Academic staff members at British Columbia’s newest university ratified their first collective agreement in April.
Negotiations for a contract covering the 650 members of Thompson Rivers University Faculty Association began in January and a tentative agreement was reached minutes before the province’s March 31 deadline for eligibility of signing bonuses.
Tom Friedman, the faculty association’s president, said negotiations in the final days of bargaining were “gruelling,” and he was glad to see agreement reached on key issues that had stalled talks.
He said while the union secured the signing bonus and significant improvements in salary scale, the biggest victory in the new four-year contract is the awarding of tenure to all full-time academic staff members who have passed through probation and three reviews. Academic staff still working toward the seven-year mark will also get tenure.
“This shows what fine quality people we have working here and also the continuity of the institution’s identity,” Friedman said.
Another major victory sees the university move toward collegial self-governance, as tenure, promotion and appointment procedures will be faculty-driven for the first time. Workloads will also change, as the departments set limits based on a wide range of factors, instead of the old model’s reliance on contact hours.

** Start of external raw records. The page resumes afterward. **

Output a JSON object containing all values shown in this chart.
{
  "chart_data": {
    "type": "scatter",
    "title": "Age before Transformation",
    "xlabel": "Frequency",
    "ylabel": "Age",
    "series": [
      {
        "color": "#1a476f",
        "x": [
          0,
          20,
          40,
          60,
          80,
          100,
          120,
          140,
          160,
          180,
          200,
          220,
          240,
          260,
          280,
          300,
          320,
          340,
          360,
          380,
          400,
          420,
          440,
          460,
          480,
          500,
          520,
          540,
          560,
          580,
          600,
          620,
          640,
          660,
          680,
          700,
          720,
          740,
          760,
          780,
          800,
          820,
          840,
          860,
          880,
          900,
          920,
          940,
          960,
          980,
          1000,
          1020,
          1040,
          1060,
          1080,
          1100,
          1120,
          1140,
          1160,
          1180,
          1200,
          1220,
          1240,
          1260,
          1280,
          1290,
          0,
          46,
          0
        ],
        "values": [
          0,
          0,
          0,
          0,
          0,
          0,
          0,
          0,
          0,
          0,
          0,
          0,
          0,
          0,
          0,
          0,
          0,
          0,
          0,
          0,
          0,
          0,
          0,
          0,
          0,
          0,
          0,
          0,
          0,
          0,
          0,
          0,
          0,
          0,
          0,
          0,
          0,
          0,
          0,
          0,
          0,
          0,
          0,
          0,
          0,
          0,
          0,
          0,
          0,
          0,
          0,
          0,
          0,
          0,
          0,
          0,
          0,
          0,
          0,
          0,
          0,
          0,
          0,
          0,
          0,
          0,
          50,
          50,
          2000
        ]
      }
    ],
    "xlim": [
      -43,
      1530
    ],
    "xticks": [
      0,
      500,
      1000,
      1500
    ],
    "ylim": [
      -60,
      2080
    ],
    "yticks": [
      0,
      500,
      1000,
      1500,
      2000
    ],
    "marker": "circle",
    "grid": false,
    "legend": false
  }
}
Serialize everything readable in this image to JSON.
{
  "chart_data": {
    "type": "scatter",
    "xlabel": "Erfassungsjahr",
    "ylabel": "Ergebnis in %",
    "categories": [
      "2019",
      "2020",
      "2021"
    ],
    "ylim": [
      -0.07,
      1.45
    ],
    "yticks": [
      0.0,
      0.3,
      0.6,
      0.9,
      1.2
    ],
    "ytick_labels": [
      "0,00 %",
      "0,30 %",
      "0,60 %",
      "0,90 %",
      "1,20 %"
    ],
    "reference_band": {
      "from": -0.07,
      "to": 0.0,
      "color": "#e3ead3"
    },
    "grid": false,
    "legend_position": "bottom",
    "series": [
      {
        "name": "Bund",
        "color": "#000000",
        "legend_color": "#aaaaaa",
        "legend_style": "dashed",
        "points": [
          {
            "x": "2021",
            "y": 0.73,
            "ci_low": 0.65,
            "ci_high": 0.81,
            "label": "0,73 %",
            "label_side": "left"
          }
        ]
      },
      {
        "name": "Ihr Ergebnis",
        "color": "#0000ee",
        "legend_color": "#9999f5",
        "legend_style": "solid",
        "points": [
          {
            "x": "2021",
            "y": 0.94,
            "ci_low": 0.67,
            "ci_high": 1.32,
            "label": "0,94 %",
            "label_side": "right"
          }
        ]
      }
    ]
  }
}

Contract academic staff also get major boosts as salary is moved to a pro rata model, and once members achieve continuing part-time appointments, they are eligible for yearly increments.
Thompson Rivers University was founded in 1970 as Cariboo College. It 1995 it legally became a university college, offering university degrees in cooperation with larger institutions, then a full-fledged university in 2005. TRU has campuses in Kamloops, Williams Lake and Burnaby and several regional centres in the B.C. Interior.